Peanut Butter Oatmeal Chocolate Chunk Cookies

Peanut Butter Oatmeal Chocolate Chunk Cookies
Big fat peanut butter oatmeal chocolate chip cookies are easy, thick, and exploding with peanut butter, oats, and chocolate chips to satisfy your cookie cravings.

These one bowl, peanut butter chocolate chunk oatmeal cookies, are the incredibly peanutty, chocolatey cookie that you’ve been searching for. They’re super easy, require no chill time, and are the perfect cookies to bake up over a snowy weekend at home…or any other day throughout the year. Peanut butter chocolate lovers, this is your cookie!

I have a hard time saying that, because I am a cookie fanatic in the most serious way, but these are oatmeal cookie perfection.

Now, I try not to make claims like, “THE BEST whatever” or “THE ULTIMATE whatever”, unless I know that they absolutely are.

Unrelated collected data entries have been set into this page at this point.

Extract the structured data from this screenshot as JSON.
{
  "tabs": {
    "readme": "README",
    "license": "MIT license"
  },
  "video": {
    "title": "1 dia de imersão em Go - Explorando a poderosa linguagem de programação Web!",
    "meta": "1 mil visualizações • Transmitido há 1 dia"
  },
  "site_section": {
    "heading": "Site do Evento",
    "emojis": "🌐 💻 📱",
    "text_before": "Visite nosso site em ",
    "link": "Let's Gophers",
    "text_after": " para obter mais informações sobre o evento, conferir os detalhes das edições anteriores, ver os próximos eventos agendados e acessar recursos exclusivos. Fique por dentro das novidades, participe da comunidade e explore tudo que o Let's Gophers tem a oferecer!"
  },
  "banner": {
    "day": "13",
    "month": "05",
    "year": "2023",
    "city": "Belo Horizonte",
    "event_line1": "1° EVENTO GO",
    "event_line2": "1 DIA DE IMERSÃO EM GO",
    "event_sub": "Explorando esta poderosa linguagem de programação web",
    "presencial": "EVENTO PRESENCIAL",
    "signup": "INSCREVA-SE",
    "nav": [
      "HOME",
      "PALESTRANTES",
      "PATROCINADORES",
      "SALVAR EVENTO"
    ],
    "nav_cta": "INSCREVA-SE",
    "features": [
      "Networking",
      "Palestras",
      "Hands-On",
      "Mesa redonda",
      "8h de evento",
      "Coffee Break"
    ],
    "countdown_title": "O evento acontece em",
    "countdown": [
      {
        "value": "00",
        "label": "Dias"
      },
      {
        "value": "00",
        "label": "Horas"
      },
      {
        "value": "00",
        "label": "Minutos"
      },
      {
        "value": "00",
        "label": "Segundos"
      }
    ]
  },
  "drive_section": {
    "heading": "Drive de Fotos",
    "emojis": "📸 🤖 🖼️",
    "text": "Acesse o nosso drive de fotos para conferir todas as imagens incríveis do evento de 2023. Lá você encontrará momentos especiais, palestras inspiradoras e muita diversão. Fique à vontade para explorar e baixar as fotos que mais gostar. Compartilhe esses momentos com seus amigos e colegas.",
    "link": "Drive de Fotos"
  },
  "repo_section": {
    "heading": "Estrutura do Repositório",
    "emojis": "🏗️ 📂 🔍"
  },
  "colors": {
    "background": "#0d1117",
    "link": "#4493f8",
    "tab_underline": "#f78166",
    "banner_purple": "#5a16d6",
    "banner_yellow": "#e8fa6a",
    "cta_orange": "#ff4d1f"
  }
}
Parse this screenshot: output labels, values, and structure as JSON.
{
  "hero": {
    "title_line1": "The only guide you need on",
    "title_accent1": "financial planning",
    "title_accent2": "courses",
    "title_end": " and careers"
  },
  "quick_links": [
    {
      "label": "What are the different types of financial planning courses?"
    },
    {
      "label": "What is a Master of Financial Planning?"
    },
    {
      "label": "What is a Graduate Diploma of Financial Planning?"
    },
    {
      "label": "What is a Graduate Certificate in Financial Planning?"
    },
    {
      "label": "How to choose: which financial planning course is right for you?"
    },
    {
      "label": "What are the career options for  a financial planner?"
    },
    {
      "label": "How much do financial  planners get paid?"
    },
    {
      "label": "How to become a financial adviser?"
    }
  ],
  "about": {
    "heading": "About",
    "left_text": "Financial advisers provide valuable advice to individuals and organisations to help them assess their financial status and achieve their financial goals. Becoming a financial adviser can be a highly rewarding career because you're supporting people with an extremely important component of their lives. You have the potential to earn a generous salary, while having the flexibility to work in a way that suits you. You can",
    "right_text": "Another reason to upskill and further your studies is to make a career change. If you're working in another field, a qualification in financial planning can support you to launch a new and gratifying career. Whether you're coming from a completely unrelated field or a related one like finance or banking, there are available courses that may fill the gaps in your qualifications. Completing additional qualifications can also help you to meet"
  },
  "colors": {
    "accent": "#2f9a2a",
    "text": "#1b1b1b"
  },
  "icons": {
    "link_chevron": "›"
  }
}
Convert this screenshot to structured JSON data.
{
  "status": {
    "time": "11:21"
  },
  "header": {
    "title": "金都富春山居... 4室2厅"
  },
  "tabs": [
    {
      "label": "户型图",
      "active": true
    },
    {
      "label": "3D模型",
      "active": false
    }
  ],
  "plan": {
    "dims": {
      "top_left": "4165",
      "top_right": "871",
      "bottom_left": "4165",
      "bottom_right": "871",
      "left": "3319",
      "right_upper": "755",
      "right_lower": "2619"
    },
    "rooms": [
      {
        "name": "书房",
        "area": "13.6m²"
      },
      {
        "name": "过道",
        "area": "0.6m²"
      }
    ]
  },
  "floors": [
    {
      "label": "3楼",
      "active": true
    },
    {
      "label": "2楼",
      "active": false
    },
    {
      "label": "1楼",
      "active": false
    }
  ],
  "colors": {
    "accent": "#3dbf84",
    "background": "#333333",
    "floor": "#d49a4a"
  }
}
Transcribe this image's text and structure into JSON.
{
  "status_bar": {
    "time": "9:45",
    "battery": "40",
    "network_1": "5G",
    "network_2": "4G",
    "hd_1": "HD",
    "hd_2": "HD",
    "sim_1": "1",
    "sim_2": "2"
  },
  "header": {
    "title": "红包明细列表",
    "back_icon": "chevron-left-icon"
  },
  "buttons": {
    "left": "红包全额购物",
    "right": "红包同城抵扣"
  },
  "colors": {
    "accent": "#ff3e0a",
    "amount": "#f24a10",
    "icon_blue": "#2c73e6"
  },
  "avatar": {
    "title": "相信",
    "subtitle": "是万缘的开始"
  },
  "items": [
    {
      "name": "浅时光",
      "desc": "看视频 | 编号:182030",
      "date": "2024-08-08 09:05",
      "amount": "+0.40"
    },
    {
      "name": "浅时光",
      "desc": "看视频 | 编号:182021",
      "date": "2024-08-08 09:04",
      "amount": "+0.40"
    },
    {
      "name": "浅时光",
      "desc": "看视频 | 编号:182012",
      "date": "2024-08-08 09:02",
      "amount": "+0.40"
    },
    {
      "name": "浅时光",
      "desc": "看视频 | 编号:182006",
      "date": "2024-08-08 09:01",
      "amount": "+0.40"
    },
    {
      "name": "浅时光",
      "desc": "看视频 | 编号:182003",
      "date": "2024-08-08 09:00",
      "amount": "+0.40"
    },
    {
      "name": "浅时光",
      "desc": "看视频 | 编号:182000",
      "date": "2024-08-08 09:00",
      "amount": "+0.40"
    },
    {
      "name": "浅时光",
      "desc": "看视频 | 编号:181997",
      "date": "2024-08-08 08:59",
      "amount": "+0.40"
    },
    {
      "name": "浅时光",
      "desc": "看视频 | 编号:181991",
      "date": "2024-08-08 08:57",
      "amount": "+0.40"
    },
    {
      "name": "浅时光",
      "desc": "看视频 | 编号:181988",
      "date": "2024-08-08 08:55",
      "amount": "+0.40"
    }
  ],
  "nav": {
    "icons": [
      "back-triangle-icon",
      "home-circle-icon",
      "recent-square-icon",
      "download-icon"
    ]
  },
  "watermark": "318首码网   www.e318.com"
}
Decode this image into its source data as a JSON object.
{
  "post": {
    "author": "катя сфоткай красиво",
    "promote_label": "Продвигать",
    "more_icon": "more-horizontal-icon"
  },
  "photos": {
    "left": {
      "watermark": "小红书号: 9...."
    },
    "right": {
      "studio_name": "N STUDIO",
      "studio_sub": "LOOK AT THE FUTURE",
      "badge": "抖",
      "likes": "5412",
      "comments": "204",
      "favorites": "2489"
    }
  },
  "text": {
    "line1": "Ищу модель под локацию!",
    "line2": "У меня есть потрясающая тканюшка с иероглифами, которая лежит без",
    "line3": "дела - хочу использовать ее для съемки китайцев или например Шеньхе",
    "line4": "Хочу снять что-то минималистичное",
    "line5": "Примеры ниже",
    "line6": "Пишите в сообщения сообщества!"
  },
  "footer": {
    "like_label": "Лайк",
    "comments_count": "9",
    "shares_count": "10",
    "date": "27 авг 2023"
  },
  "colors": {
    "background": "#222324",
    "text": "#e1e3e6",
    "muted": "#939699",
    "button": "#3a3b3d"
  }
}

Peanut Butter Oatmeal Chocolate Chip Cookies – pretty much the greatest invention ever! Sometimes you just can’t decide what type of cookie to make. Or maybe that’s just me. I love peanut butter cookies. And oatmeal cookies. And chocolate chip cookies. For times that you just can’t decide which cookie to make, make these. All three of your favorite cookies combined to make the perfect cookie for all of us indecisive people. I don’t know why I never thought to do this before!

Ingredients:
Makes 2 1/2 Dozen
1 cup flour
1 cup old fashioned oats
1⁄2 teaspoon baking soda
1⁄2 teaspoon baking powder
1⁄4 teaspoon salt
1⁄2 cup sugar
1⁄2 cup brown sugar, firmly packed
1⁄2 cup butter, softened
1⁄2 cup peanut butter
1 egg
1 1⁄2 teaspoons vanilla
6 ounces semisweet baking chocolate, coarsely chopped

DIRECTIONS
Preheat oven to 375. Mix flour, oats, baking soda, baking powder and salt; set aside.
Beat sugars, butter and peanut butter in large bowl with electric mixer on medium speed until light and fluffy. Add egg and vanilla, mix well. Gradually add flour mixture, mixing until well blended after each addition. Stir in chopped chocolate. Drop heaping tablespoonfuls of dough, 2″ apart, onto ungreased baking sheets.
Bake 12-13 minutes or until lightly browned. Cool 1 minute; remove from baking sheets to wire racks. cool completely.